Selenium is a trace mineral that plays a key role in metabolism, reproduction, DNA synthesis and protection from oxidative damage. A recent study suggests that maintaining the optimal levels of selenium may help improve mood and be associated with a lower risk of depressive symptoms in young adults.

Participants in the study included 978 people between the ages of 17 and 25 who recorded their negative and positive mood every day for 13 days, using an Internet diary. The researchers also examined serum selenium concentrations using inductively coupled plasma mass spectrometry.

The researchers found that the selenium intake associated with the lowest occurrence of depressive symptoms were between 82 and 85 micrograms per day. They also discovered that the association was “U shaped,” meaning participants with the lowest and highest average levels exhibited noticeably higher depressive symptoms than those in the middle range.
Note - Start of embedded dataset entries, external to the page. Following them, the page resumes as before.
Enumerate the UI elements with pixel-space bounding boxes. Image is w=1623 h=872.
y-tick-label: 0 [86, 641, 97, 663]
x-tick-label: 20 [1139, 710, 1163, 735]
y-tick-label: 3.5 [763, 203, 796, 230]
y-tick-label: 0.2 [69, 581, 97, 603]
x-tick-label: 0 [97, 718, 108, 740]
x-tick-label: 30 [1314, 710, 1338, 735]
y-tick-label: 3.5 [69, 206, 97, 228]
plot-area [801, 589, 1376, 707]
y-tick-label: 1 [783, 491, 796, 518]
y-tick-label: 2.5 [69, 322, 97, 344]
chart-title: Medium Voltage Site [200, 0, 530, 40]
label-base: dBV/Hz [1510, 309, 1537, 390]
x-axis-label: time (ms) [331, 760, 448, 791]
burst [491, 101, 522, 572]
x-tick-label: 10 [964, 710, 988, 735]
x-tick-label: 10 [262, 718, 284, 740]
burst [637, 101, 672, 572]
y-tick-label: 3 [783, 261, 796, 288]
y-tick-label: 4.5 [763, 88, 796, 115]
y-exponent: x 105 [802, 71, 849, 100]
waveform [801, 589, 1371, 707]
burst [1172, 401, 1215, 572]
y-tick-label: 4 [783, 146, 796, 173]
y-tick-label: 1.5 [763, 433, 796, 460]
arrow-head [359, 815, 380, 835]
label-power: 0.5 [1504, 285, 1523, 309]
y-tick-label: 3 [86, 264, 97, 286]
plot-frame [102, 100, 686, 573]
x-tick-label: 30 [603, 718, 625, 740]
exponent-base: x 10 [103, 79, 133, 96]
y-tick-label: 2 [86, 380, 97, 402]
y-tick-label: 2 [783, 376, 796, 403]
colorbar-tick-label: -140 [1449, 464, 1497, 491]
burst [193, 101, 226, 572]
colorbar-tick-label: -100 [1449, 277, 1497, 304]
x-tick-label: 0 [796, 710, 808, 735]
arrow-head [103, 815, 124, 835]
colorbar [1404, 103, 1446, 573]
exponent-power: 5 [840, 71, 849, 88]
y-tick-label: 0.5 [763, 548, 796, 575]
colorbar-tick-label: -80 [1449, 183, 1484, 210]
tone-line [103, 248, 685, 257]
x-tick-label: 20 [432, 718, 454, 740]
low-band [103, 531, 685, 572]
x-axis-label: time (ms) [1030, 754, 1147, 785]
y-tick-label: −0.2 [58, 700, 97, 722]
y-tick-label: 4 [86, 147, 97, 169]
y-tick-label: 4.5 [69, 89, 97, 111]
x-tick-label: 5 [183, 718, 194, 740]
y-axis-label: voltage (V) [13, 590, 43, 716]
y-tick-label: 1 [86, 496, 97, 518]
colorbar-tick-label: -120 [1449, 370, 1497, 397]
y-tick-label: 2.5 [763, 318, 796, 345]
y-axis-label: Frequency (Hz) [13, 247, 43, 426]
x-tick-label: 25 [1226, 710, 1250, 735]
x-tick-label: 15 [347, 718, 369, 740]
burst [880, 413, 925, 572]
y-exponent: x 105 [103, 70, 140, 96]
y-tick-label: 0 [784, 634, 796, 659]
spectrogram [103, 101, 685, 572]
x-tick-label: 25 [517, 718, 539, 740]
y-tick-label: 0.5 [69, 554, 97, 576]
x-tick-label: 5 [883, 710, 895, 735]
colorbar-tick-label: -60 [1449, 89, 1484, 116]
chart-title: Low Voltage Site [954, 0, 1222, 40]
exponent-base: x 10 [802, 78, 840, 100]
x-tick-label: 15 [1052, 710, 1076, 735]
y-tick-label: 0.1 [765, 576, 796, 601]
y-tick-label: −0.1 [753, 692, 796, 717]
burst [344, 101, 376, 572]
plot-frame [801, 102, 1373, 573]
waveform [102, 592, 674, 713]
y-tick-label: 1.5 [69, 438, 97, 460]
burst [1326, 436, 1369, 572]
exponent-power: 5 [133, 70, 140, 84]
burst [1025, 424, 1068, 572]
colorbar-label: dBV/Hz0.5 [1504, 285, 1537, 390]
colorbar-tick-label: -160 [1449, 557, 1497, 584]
Researchers from the Nutrition and Metabolism Center at the Children’s Hospital Oakland Research Institute conducted the study. It was published on November 5, 2014, in The Journal of Nutrition.

Selenium is an essential mineral that works as an antioxidant. Previous studies have shown that maintaining sufficient levels of selenium is important for reducing the risk of cardiovascular disease and immune dysfunction.

Selenium is also the only mineral the FDA has approved for a qualified health claim for general cancer reduction incidence.

Some foods rich in selenium are Brazil nuts, mushrooms, garlic, sunflower seeds, walnuts, raisins, pork and fish.